Konuşmasında Muğla ve özellikle Bodrum’un sorunlarına da değinen Hisarcıklıoğlu Türkiye’nin en şanslı insanlarının Muğla’da yaşamakta olduğunu da savunarak “Muğla’nın kıyılarının uzunluğu bin 124 kilometre. İspanya’nın kıyılarının uzunluğu ise ancak 800 kilometre. Siz, turizmde birbirinizle rekabet etmeyeceksiniz. Sizin rakibiniz İspanya, İspanya ile rekabet edeceksiniz” dedi. Bodrum’un kış nüfusunun 130 bin, buraya gelen turist sayısının ise 1 milyon 130 bin olduğunu belirten Hisarcıklıoğlu “Bodrum, 130 bin nüfusa göre bütçeden katkı alıyor. Bunda büyük bir haksızlık var. Haksız düzen de yıkılmaya mahkumdur” diye konuştu. Turizmin geliştirilebilmesi için Yunan adalarına 48 saatliğine vizesiz gelip gidebilme hakkının elde edilmesi gerektiğini söyleyen Hisarcıklıoğlu “Bu hakkı elde etmeniz gerekiyor. Bum hakkı elde etmek için de sürekli dile getirmelisiniz” dedi. Türkiye’ye gelen turistin ortalama 860 dolar harcadığını, her şey dahil tesislerde kalan turistin dışarıya çıkıp para harcamadığını belirterek “Bizim hedefimiz turistin 1000 dolar harcamasını sağlamaktır. Bunun için de turisti pazara çekmemiz gerekiyor” dedi.

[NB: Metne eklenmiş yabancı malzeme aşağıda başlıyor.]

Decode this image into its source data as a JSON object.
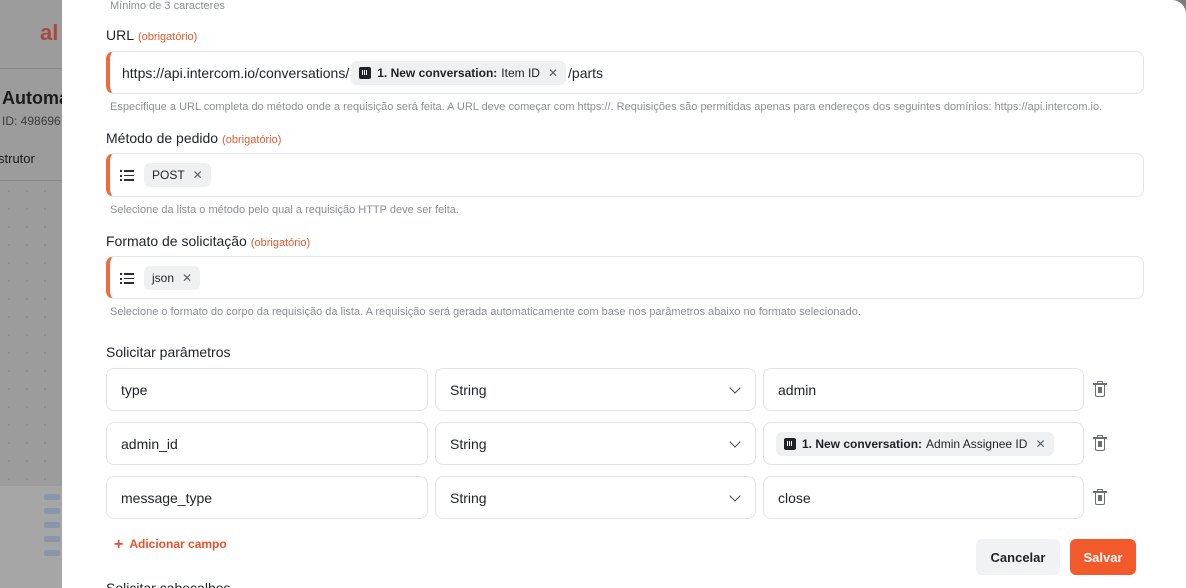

Daha sonra konuşmasında perakende sektöründe büyük bir kuralsızlık olduğunu, ticarette büyük bir ahlak erozyonu bulunduğunu, böylesine büyük düzensizliklerin ve kuralsızlıkların olduğu ortamda protestolu senet sayısında büyük artışlar olduğunu, insanların bir günlük borçları nedeniyle yüzde 30 ceza ödediğini, sonra tutuklanıp cezaevine konulduğunu anlatan Hisarcıklıoğlu şunları söyledi; “Peki o insanlar cezaevinde o borçlarını nasıl ödeyecekler? O insanlar ancak çalışırlarsa, kazanırlarsa borçlarını ödeyebilirler. Kuralsızlıklar nedeniyle haydi esnafı öldürdük, diyelim. Fakat aynı kuralsızlıklar alışveriş merkezlerinde de sürüyor. Yarın alışveriş merkezleri birbirlerini öldürmeye başlayacaklar. Acilen alışveriş merkezlerine de bir kural getirilmesi gerekiyor” dedi.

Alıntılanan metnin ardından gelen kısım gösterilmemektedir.